Dynamic, rapid changes in the heart that can be seen from the outside are dramatic, but they’re nothing compared to what can be seen inside heart cells themselves. And a research team from the University of St. Andrews has proven exactly that by placing microlasers inside these cells and monitoring changes at a microscopic and localized level.
In the team’s experiments, the microlasers were inserted into the cardiac cells of both neonatal and adult mice and zebrafish, as well as into cardiac slices from rats. The microlasers were internalized by neonatal cells, or were placed on top of the adult cells, measuring the contractility of the myofibrils inside those cells.
These devices were 10- to 20-µm microspheres using the “whispering gallery mode” effect, which accumulates lightwaves similar to sound waves. This technology captures rapid changes during heartbeats at high resolution. Usefully, only cells involved in that action registered any changes in color; even neighboring cells did not light up. This effect was seen through an inverted fluorescence microscope.
Doctors typically perform a number of standard procedures to monitor the heart, such as measuring blood pressure or taking an electrocardiogram. But these do little to tell clinicians what is happening in specific portions of the heart. And traditional forms of imaging cannot easily resolve changes that may last only microseconds.

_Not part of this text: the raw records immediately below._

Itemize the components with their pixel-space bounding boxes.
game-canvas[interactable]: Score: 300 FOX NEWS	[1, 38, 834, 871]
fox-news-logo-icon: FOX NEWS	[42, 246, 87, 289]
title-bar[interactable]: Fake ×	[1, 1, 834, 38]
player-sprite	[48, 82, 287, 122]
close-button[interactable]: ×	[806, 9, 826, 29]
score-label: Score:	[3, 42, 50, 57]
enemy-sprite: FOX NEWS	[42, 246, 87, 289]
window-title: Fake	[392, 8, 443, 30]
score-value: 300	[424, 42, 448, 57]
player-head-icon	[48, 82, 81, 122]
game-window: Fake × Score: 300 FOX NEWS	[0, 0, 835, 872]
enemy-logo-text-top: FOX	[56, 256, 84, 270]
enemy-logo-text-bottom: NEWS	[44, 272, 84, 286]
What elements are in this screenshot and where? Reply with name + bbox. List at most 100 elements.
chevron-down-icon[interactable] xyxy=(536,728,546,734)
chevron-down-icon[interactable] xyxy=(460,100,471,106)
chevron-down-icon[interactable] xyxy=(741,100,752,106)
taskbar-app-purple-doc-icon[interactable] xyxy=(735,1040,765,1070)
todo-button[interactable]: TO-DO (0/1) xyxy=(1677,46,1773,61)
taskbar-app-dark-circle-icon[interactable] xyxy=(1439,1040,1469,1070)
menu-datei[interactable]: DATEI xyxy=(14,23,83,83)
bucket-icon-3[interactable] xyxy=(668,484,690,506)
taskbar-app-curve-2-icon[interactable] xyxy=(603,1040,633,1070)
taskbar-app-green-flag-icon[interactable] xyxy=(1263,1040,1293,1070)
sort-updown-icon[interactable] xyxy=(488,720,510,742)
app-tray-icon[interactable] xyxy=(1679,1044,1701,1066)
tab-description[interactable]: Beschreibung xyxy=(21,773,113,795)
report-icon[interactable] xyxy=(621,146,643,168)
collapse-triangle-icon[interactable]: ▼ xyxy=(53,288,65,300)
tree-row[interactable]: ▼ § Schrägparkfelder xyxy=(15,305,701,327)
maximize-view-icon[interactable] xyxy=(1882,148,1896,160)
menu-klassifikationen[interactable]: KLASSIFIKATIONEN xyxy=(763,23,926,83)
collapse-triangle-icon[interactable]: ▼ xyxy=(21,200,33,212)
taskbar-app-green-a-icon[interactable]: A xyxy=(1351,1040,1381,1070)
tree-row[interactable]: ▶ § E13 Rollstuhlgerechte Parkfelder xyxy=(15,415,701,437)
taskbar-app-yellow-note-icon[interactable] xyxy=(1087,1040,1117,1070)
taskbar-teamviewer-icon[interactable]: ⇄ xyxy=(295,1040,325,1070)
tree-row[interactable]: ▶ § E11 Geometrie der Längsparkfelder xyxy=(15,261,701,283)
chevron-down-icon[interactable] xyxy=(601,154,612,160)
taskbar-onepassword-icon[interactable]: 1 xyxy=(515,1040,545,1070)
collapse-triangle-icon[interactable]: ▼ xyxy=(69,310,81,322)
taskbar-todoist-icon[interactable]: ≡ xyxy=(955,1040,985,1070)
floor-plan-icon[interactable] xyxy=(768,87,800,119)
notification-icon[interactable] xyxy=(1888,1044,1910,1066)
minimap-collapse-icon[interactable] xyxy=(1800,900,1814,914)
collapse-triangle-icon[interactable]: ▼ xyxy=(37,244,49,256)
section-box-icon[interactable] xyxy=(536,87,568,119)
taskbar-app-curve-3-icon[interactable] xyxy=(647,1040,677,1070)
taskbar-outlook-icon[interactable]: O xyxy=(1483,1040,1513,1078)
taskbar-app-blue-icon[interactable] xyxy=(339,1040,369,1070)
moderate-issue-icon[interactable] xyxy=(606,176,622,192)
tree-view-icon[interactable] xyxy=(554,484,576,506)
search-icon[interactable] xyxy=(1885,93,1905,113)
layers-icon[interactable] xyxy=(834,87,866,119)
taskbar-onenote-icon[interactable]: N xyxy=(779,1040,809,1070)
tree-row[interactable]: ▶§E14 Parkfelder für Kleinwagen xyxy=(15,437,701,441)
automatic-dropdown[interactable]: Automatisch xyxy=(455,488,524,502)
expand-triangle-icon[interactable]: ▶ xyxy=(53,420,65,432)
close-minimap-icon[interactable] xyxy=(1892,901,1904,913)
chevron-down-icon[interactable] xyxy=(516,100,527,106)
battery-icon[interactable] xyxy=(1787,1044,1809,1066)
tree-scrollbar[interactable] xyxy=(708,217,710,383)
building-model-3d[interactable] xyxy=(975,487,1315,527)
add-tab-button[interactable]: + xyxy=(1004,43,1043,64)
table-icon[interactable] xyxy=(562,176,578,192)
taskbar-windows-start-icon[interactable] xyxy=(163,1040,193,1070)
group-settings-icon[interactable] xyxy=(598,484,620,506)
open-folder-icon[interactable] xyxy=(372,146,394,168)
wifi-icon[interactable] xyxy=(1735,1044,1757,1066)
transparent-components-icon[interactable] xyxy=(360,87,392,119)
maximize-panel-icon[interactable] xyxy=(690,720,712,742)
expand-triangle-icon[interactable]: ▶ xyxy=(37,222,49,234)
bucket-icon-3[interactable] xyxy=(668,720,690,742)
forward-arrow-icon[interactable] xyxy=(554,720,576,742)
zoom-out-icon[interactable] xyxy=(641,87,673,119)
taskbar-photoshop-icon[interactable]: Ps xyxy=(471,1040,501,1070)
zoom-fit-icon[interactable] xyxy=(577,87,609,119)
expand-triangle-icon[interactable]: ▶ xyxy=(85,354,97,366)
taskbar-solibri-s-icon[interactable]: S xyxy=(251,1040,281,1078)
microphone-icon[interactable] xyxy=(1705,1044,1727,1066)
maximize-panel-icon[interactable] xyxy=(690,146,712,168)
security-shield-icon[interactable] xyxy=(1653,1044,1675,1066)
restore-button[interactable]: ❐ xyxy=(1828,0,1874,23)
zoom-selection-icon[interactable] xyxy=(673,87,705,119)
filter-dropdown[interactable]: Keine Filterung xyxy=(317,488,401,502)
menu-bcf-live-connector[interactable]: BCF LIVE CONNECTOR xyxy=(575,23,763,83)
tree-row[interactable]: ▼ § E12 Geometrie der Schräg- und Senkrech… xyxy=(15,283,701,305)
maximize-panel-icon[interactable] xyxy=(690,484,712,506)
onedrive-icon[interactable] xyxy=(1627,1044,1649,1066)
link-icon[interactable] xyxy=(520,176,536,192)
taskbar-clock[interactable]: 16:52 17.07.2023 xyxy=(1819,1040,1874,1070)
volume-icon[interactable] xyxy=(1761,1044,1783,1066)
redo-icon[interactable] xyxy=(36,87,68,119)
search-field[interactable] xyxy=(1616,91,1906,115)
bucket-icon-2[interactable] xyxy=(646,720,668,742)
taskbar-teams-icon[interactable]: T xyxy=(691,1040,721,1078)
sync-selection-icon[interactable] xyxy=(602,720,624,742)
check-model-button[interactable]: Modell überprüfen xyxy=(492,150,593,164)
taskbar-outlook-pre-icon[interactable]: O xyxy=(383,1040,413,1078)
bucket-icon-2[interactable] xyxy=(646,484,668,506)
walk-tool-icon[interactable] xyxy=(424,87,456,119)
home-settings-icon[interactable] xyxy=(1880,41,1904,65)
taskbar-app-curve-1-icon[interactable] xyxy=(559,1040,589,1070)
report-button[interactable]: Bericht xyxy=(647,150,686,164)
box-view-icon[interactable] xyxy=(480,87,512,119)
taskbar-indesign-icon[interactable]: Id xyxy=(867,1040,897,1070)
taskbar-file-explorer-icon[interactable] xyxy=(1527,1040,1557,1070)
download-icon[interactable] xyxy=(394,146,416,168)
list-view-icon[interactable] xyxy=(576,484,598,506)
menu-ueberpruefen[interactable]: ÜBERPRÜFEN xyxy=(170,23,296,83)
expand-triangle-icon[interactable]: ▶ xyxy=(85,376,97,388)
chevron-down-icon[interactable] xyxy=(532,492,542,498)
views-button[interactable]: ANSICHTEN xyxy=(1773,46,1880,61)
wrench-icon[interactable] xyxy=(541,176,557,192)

Researchers noted that lasers, while particularly useful in bioimaging, tend to be large and consume considerable power, and thus only capture changes barely below the heart’s surface. The work of the St. Andrews team changes that.
“The majority of modern microscopes use CW [continuous-wave] laser to excite fluorophores inside biological tissue and then reconstruct an image based on the captured fluorescence,” said Marcel Schubert, a Royal Society Fellow in the School of Physics and Astronomy at the University of St. Andrews and one of the leaders of the research. “However, biological tissue strongly scatters visible light, making it impossible to look deeper than about 50 µm. Multiphoton microscopy can improve penetration, but for heart tissue the limit is currently only 100 µm. What we show in the paper is that we can recover the signals from our microlasers even through 400-µm heart tissue.”
One of the benefits of this technology, Schubert said, is that there is no aging effect on the microlasers in cells. “Photobleaching might become an issue, but depending on the dye used in the microlaser we have found that they can survive millions of pulses,” he said.
Researchers have already developed even smaller lasers, nanolasers, for ongoing research to track changes inside cells, as well.
“Even though we have not seen detrimental effects from the current 15-µm lasers in cells, they are probably too large for long-term experiments, for example in stem cells, and may affect cell behavior in currently unknown ways,” Schubert said. “Besides being less intrusive, smaller lasers can obviously provide higher spatial resolution, and loading several lasers into one cell may give us insights into variations in contractility within individual cells.”
The research was published in Nature Photonics (www.doi.org/10.1038/s41566-020-0631-z).